God is your help, which means he will get you through today. God is your hope, which means he will always give you a tomorrow. 

Just Like Jesus

And if you want proof, just look to Jesus. Look to the cross. God indeed was his help, right to the very end. He didn’t permit the cup to pass, but he also did not abandon his son to Hades (Psalm 16:10). Jesus, marred by sin and absorbing the wrath we deserved, still called to his Father in faith, even in his dying breath, “Father, into your hands I commit my spirit!” (Luke 23:46). God was his help, indeed. And also his hope. 

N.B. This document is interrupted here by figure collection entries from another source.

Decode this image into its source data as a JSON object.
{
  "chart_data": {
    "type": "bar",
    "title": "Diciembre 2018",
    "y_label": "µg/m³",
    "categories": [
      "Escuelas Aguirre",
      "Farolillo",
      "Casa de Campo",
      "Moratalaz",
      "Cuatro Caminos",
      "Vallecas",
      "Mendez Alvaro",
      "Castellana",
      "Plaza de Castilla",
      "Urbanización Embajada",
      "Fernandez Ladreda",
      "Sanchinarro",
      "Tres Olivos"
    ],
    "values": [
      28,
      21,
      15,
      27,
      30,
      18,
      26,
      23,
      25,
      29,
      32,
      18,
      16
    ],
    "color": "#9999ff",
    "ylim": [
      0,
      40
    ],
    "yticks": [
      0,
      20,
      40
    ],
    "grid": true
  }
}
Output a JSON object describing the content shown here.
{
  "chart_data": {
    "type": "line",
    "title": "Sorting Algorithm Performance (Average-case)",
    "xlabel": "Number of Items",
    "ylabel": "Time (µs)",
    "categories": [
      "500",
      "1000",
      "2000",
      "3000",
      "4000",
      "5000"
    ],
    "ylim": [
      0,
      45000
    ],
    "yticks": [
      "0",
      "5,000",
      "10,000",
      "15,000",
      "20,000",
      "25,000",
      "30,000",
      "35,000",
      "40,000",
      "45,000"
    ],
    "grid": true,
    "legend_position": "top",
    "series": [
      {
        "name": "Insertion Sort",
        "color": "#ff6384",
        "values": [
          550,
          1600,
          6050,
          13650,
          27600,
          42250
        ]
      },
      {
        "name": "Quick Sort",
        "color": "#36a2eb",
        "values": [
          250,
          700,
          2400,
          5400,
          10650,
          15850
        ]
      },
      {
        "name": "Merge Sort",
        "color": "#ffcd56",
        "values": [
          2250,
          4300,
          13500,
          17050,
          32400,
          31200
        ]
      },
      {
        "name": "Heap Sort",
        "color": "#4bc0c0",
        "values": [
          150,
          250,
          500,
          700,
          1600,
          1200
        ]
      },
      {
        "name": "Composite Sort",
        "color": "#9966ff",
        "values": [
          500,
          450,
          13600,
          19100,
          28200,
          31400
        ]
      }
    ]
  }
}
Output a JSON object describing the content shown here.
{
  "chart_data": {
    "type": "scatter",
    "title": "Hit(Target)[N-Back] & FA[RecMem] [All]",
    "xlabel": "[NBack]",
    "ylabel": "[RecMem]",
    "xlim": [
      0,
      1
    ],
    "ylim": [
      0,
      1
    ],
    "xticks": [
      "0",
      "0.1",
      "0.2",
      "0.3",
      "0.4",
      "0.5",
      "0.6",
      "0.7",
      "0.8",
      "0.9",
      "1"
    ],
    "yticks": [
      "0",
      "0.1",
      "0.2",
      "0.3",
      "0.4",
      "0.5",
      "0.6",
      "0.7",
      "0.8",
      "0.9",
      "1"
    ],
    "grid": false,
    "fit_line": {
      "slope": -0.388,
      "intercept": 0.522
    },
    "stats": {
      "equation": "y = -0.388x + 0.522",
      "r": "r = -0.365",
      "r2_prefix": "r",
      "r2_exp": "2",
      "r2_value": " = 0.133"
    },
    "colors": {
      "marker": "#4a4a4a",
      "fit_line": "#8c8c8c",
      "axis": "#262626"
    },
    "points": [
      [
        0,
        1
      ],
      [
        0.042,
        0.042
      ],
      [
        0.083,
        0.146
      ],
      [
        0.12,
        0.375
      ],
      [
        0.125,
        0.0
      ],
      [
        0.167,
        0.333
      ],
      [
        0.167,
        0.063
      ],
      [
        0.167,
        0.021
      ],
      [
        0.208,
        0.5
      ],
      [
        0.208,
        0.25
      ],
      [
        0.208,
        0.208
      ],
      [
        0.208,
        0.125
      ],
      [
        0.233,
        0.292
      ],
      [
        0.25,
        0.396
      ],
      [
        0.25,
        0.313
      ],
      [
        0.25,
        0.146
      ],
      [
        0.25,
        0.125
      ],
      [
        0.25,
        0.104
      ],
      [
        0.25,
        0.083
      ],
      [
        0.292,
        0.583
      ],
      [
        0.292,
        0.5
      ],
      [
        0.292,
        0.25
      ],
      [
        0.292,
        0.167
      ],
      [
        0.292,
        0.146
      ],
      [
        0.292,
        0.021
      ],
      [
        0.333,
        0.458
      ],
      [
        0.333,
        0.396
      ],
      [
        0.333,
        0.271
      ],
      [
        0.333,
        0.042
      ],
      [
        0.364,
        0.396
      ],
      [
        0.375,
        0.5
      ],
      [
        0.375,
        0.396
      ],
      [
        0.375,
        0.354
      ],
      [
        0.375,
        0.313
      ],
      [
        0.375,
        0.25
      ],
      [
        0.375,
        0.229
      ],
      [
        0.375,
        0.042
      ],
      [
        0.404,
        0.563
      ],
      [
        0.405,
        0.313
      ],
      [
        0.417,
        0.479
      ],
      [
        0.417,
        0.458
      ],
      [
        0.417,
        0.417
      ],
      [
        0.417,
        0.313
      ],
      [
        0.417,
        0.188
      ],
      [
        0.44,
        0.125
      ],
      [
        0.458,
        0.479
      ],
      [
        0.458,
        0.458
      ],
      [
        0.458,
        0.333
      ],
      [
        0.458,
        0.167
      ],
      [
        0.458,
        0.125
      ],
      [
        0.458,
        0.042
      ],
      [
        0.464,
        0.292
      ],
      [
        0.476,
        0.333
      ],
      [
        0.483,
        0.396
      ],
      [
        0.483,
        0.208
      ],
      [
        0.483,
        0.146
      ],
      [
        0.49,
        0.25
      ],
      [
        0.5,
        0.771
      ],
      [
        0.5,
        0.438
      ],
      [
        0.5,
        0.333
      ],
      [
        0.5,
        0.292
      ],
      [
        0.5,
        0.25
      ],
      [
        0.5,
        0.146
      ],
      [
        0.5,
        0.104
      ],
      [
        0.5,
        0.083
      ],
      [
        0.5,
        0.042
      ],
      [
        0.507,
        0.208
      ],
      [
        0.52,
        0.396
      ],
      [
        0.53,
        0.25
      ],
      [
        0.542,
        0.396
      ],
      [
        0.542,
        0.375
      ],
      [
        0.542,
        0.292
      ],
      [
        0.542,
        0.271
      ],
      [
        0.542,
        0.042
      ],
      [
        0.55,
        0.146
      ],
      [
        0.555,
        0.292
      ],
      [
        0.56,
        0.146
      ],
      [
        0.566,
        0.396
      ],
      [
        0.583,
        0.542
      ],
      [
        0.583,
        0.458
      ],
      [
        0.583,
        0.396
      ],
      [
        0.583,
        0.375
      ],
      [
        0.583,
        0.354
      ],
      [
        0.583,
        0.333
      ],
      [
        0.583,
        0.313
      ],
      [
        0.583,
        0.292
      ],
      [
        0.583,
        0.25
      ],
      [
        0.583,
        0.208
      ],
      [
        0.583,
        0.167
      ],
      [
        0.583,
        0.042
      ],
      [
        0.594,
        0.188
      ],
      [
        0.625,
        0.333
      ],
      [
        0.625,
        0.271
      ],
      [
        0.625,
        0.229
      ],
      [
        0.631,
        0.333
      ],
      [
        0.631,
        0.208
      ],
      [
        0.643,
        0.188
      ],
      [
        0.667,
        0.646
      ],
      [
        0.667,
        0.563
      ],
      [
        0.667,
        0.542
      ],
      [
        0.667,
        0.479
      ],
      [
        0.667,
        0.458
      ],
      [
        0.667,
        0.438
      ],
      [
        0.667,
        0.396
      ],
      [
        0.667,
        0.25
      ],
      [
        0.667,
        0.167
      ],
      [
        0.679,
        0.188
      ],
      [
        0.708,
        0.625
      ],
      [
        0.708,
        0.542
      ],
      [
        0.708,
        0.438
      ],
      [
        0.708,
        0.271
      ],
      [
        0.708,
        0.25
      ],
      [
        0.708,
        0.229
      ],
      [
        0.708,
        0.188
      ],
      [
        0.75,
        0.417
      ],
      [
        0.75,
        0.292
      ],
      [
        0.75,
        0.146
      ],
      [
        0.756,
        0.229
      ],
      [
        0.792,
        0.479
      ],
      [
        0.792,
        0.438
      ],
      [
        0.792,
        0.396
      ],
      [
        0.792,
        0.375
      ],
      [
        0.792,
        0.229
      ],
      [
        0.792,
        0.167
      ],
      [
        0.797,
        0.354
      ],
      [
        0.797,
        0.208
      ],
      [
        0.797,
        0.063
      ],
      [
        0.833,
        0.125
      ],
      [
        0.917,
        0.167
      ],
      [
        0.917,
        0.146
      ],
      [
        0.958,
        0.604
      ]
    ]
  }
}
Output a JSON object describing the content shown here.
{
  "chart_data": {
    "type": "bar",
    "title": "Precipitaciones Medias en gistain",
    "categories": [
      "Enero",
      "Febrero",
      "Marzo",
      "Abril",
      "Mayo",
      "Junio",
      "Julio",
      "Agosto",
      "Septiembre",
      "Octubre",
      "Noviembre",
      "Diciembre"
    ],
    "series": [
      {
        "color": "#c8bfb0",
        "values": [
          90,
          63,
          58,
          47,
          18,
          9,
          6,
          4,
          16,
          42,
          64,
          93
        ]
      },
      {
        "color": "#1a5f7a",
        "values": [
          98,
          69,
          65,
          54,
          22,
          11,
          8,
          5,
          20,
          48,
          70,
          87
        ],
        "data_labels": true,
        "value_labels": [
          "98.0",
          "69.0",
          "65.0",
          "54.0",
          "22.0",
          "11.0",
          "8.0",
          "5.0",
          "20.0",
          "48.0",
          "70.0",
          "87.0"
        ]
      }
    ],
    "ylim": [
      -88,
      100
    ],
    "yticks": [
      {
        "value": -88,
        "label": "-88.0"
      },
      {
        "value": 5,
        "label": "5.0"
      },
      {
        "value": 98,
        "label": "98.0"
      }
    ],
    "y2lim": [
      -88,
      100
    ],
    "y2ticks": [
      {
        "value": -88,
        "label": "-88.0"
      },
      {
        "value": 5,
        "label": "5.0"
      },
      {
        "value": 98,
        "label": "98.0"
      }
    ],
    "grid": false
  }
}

After Jesus’s breath departed he returned to earth, buried like every man, except that this was not just any prince, not merely “a son of man,” but “the Son of Man.”

His plans did not perish, but they were only beginning. “Out of the anguish of his soul he shall see and be satisfied” (Isaiah 53:11). And so on the third day, in power, Jesus was raised victorious over sin and death. The will of the Lord now prospers in his hand (Isaiah 53:10). Jesus, whose help and hope is God his Father, draws us into that same fellowship. God, our help and hope, is bound up in Jesus, our help and hope, who has gone before us and never leaves us. Blessed is he who trusts in him.